Des salariés témoignent de la persistance d’un climat délétère dans la société de haute horlogerie genevoise. Unia demande un audit indépendant
Les conditions de travail semblent toujours aussi pénibles chez Patek Philippe. Pour mémoire, la manufacture genevoise avait défrayé la chronique horlogère au printemps 2021. Soutenus par Unia, des employés et des ex-salariés avaient témoigné du stress, du harcèlement, du mobbing ou encore, pour l’un, du racisme, dont ils étaient victimes. Certains avaient été licenciés après avoir dénoncé ces faits à la hiérarchie, les autres étant poussés à se taire sous peine d’être sanctionnés. Le syndicat avait saisi l’Office cantonal de l’inspection et des relations du travail, qui avait constaté des «pratiques managériales et des lacunes en matière de prévention des risques psychosociaux», ayant un «impact sur la santé du personnel», et requis des mesures de mise en conformité. La direction de l’entreprise s’était alors excusée et engagée à identifier les problèmes et à favoriser le dialogue.

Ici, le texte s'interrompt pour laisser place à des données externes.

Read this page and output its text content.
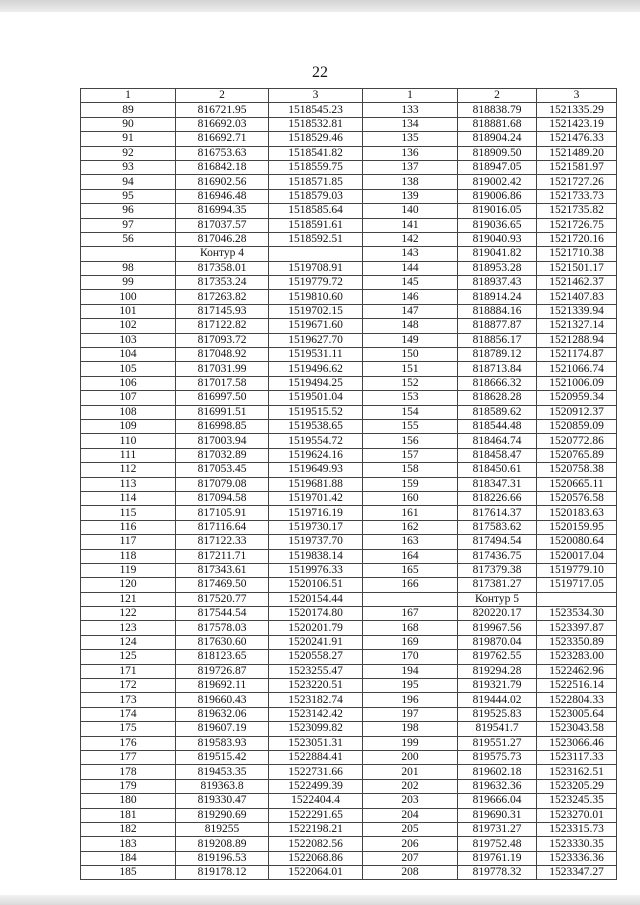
22
1	2	3	1	2	3
89	816721.95	1518545.23	133	818838.79	1521335.29
90	816692.03	1518532.81	134	818881.68	1521423.19
91	816692.71	1518529.46	135	818904.24	1521476.33
92	816753.63	1518541.82	136	818909.50	1521489.20
93	816842.18	1518559.75	137	818947.05	1521581.97
94	816902.56	1518571.85	138	819002.42	1521727.26
95	816946.48	1518579.03	139	819006.86	1521733.73
96	816994.35	1518585.64	140	819016.05	1521735.82
97	817037.57	1518591.61	141	819036.65	1521726.75
56	817046.28	1518592.51	142	819040.93	1521720.16
	Контур 4		143	819041.82	1521710.38
98	817358.01	1519708.91	144	818953.28	1521501.17
99	817353.24	1519779.72	145	818937.43	1521462.37
100	817263.82	1519810.60	146	818914.24	1521407.83
101	817145.93	1519702.15	147	818884.16	1521339.94
102	817122.82	1519671.60	148	818877.87	1521327.14
103	817093.72	1519627.70	149	818856.17	1521288.94
104	817048.92	1519531.11	150	818789.12	1521174.87
105	817031.99	1519496.62	151	818713.84	1521066.74
106	817017.58	1519494.25	152	818666.32	1521006.09
107	816997.50	1519501.04	153	818628.28	1520959.34
108	816991.51	1519515.52	154	818589.62	1520912.37
109	816998.85	1519538.65	155	818544.48	1520859.09
110	817003.94	1519554.72	156	818464.74	1520772.86
111	817032.89	1519624.16	157	818458.47	1520765.89
112	817053.45	1519649.93	158	818450.61	1520758.38
113	817079.08	1519681.88	159	818347.31	1520665.11
114	817094.58	1519701.42	160	818226.66	1520576.58
115	817105.91	1519716.19	161	817614.37	1520183.63
116	817116.64	1519730.17	162	817583.62	1520159.95
117	817122.33	1519737.70	163	817494.54	1520080.64
118	817211.71	1519838.14	164	817436.75	1520017.04
119	817343.61	1519976.33	165	817379.38	1519779.10
120	817469.50	1520106.51	166	817381.27	1519717.05
121	817520.77	1520154.44		Контур 5	
122	817544.54	1520174.80	167	820220.17	1523534.30
123	817578.03	1520201.79	168	819967.56	1523397.87
124	817630.60	1520241.91	169	819870.04	1523350.89
125	818123.65	1520558.27	170	819762.55	1523283.00
171	819726.87	1523255.47	194	819294.28	1522462.96
172	819692.11	1523220.51	195	819321.79	1522516.14
173	819660.43	1523182.74	196	819444.02	1522804.33
174	819632.06	1523142.42	197	819525.83	1523005.64
175	819607.19	1523099.82	198	819541.7	1523043.58
176	819583.93	1523051.31	199	819551.27	1523066.46
177	819515.42	1522884.41	200	819575.73	1523117.33
178	819453.35	1522731.66	201	819602.18	1523162.51
179	819363.8	1522499.39	202	819632.36	1523205.29
180	819330.47	1522404.4	203	819666.04	1523245.35
181	819290.69	1522291.65	204	819690.31	1523270.01
182	819255	1522198.21	205	819731.27	1523315.73
183	819208.89	1522082.56	206	819752.48	1523330.35
184	819196.53	1522068.86	207	819761.19	1523336.36
185	819178.12	1522064.01	208	819778.32	1523347.27
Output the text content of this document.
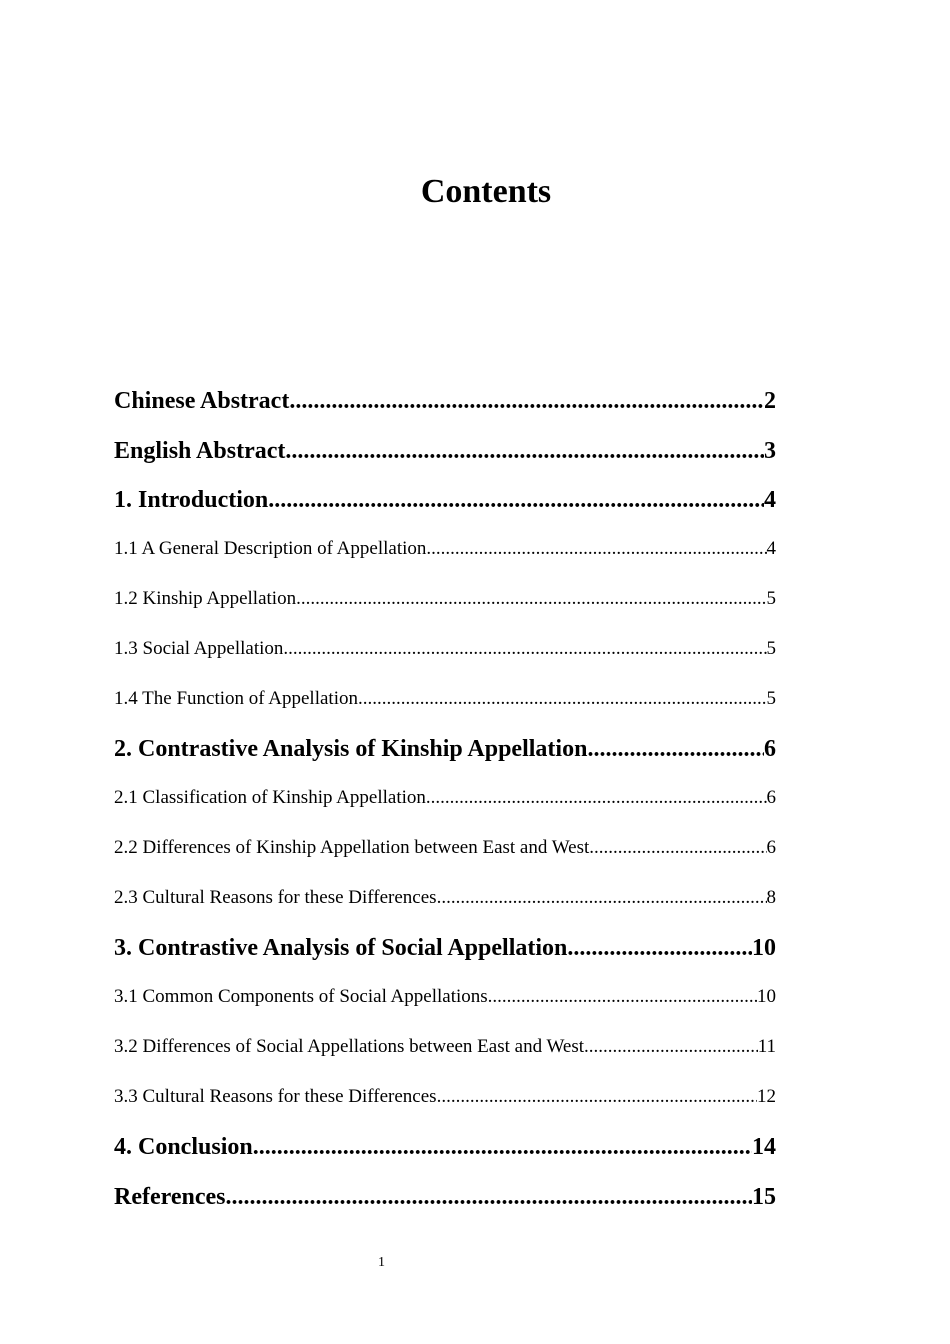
Contents
Chinese Abstract .....	2
English Abstract .....	3
1. Introduction .....	4
1.1 A General Description of Appellation .....	4
1.2 Kinship Appellation .....	5
1.3 Social Appellation .....	5
1.4 The Function of Appellation .....	5
2. Contrastive Analysis of Kinship Appellation .....	6
2.1 Classification of Kinship Appellation .....	6
2.2 Differences of Kinship Appellation between East and West .....	6
2.3 Cultural Reasons for these Differences .....	8
3. Contrastive Analysis of Social Appellation .....	10
3.1 Common Components of Social Appellations .....	10
3.2 Differences of Social Appellations between East and West .....	11
3.3 Cultural Reasons for these Differences .....	12
4. Conclusion .....	14
References .....	15
1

«Nous avons pu désigner deux délégués syndicaux, participer à des séances paritaires et tenir des échanges avec l’entreprise. L’avancée est réelle, mais reste insuffisante», explique Alejo Patiño, secrétaire syndical d’Unia Genève en charge de l’horlogerie. Si Patek Philippe a mandaté une société spécialisée dans la santé au travail et les risques psychosociaux, PMSE, pour mener une évaluation, celle-ci se révèle «problématique», selon le syndicaliste. «Tous les travailleurs ne sont pas entendus, comme ceux en arrêt maladie. Et les salariés sont invités à s’exprimer lors de séances collectives alors que l’on sait qu’il est parfois difficile de s’ouvrir devant des collègues. Pire, un responsable de PMSE a été engagé en tant que chef de la cellule risques psychosociaux de Patek Philippe alors que l’enquête est toujours en cours.»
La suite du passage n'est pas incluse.